The analysis using the 16S rRNA gene can detect only bacterial DNA, and does not equally indicate that the detected bacterial phylotype causes bacterial infection. Therefore, we have been investigating and validating this molecular method in several diseases to compare this molecular method with the results of cultivation methods in several settings [12, 13]. Further investigations for validating this method should be performed.

Study limitation

There are several limitations associated with the present study. First, the universal primers we used for the molecular analysis could not amplify all of the bacterial 16S rRNA genes. The primers we used cover approximately 92 % of the registered bacterial species in the Ribosomal Database Project II database, however, the remaining undetectable bacteria with these primers included no causative pathogens that have been reported in humans [19]. Second, approximately 100 clones per each clone library were analyzed, meaning that bacterial 16S rRNA gene sequences present at less than 1 % of each sample may not be detectable using this method. Third, this study was retrospective, and anti-MRSA agents were administered with no particular criteria. Fourth, a quantitative culture and evaluation of neutrophil phagocytosis of the organisms were not performed. Fifth, study population was relatively small and elderly patients were mostly included in HCAP or HAP patients, and only two CAP patients were included. Further investigations should be considered to elucidate the data in younger population.

Conclusion

We evaluated the clinical course and the ratios of bacterial phylotypes in BALF specimens using the clone library method and conventional cultivation methods in patients with MRSA detected by cultivation from respiratory samples.

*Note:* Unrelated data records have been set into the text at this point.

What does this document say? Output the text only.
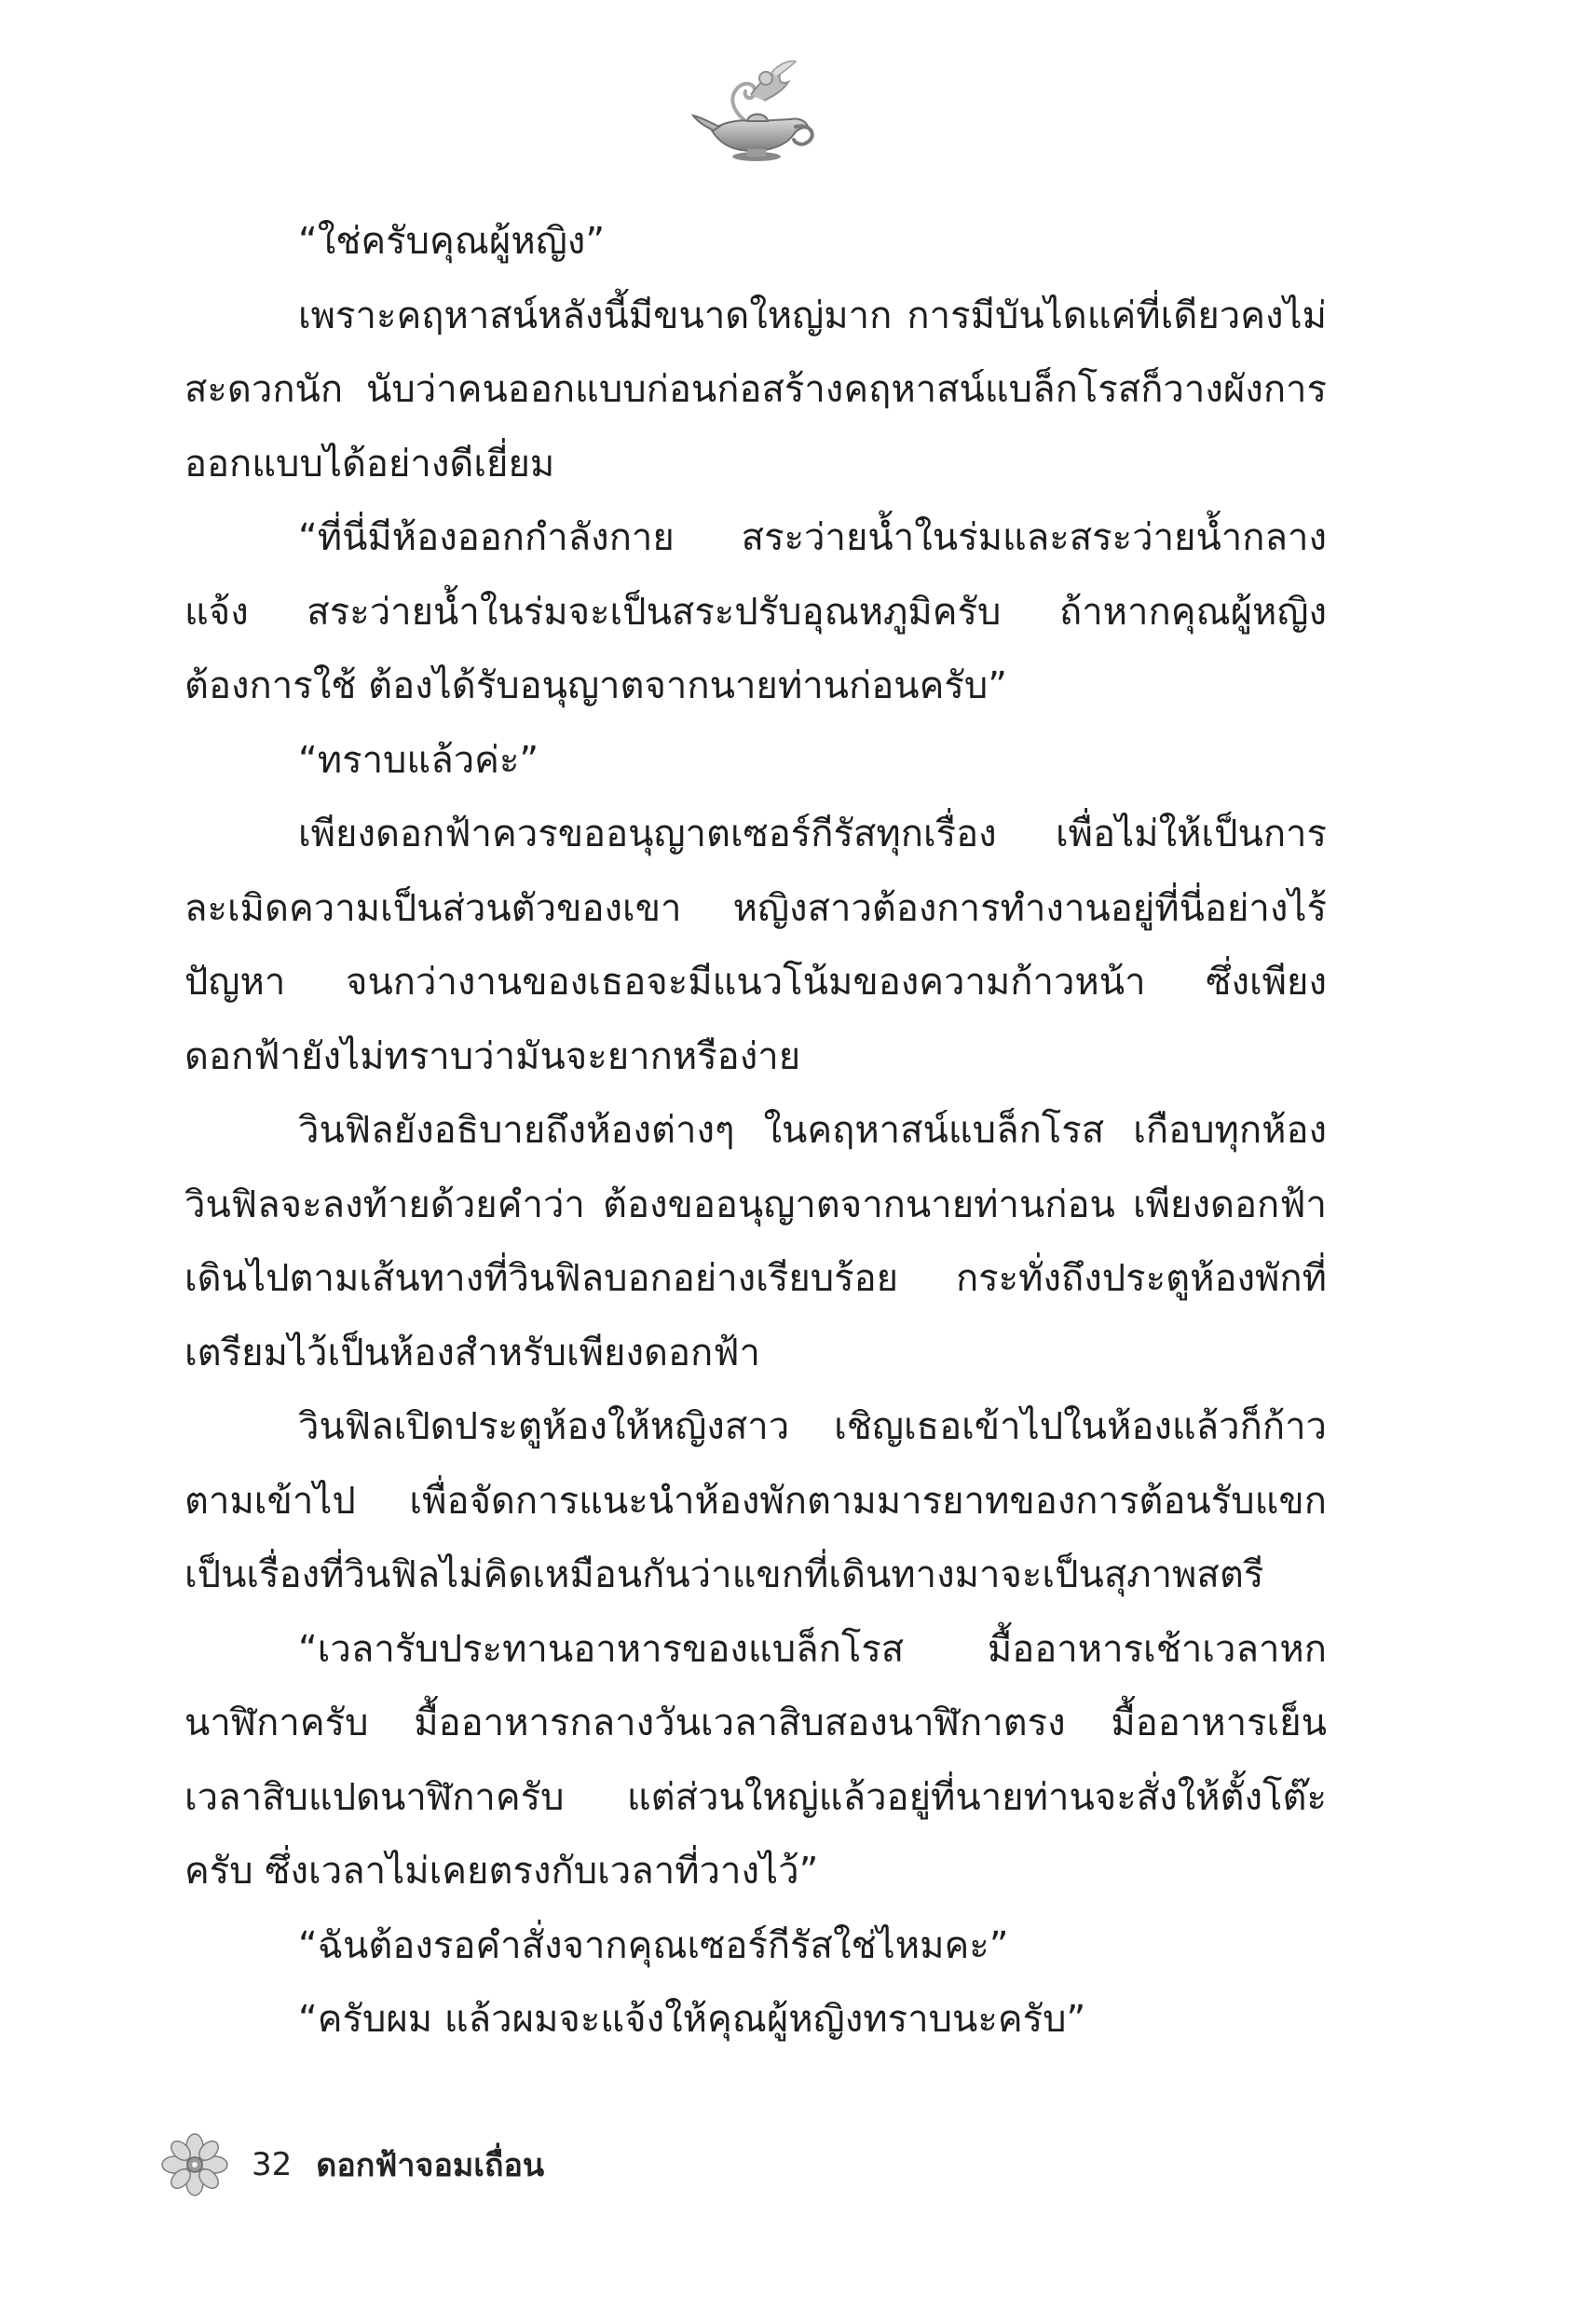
“ใช่ครับคุณผู้หญิง”

เพราะคฤหาสน์หลังนี้มีขนาดใหญ่มาก การมีบันไดแค่ที่เดียวคงไม่สะดวกนัก นับว่าคนออกแบบก่อนก่อสร้างคฤหาสน์แบล็กโรสก็วางผังการออกแบบได้อย่างดีเยี่ยม

“ที่นี่มีห้องออกกำลังกาย สระว่ายน้ำในร่มและสระว่ายน้ำกลางแจ้ง สระว่ายน้ำในร่มจะเป็นสระปรับอุณหภูมิครับ ถ้าหากคุณผู้หญิงต้องการใช้ ต้องได้รับอนุญาตจากนายท่านก่อนครับ”

“ทราบแล้วค่ะ”

เพียงดอกฟ้าควรขออนุญาตเซอร์กีรัสทุกเรื่อง เพื่อไม่ให้เป็นการละเมิดความเป็นส่วนตัวของเขา หญิงสาวต้องการทำงานอยู่ที่นี่อย่างไร้ปัญหา จนกว่างานของเธอจะมีแนวโน้มของความก้าวหน้า ซึ่งเพียงดอกฟ้ายังไม่ทราบว่ามันจะยากหรือง่าย

วินฟิลยังอธิบายถึงห้องต่างๆ ในคฤหาสน์แบล็กโรส เกือบทุกห้องวินฟิลจะลงท้ายด้วยคำว่า ต้องขออนุญาตจากนายท่านก่อน เพียงดอกฟ้าเดินไปตามเส้นทางที่วินฟิลบอกอย่างเรียบร้อย กระทั่งถึงประตูห้องพักที่เตรียมไว้เป็นห้องสำหรับเพียงดอกฟ้า

วินฟิลเปิดประตูห้องให้หญิงสาว เชิญเธอเข้าไปในห้องแล้วก็ก้าวตามเข้าไป เพื่อจัดการแนะนำห้องพักตามมารยาทของการต้อนรับแขก เป็นเรื่องที่วินฟิลไม่คิดเหมือนกันว่าแขกที่เดินทางมาจะเป็นสุภาพสตรี

“เวลารับประทานอาหารของแบล็กโรส มื้ออาหารเช้าเวลาหกนาฬิกาครับ มื้ออาหารกลางวันเวลาสิบสองนาฬิกาตรง มื้ออาหารเย็นเวลาสิบแปดนาฬิกาครับ แต่ส่วนใหญ่แล้วอยู่ที่นายท่านจะสั่งให้ตั้งโต๊ะครับ ซึ่งเวลาไม่เคยตรงกับเวลาที่วางไว้”

“ฉันต้องรอคำสั่งจากคุณเซอร์กีรัสใช่ไหมคะ”

“ครับผม แล้วผมจะแจ้งให้คุณผู้หญิงทราบนะครับ”

32 ดอกฟ้าจอมเถื่อน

The results of this study demonstrated that these patients were heterogeneous, and approximately two-thirds of these patients might be considered to have MRSA colonization or non-MRSA pneumonia. In addition, the results of the cultivation-independent molecular method we used indicated that the detection of MRSA by cultivation methods may not correctly reflect the pathogenicity of MRSA in patients with pneumonia. Further prospective studies are necessary to elucidate the pathogenicity of MRSA in pneumonia.

Ethics approval and consent to participate

This study was approved by the Human and Animal Ethics Review Committee of the University of Occupational and Environmental Health, Japan (No.09-118), and all patients provided their written informed consent.

Availability of data and materials

We declare that the data supporting the conclusions of this article are fully described in the article.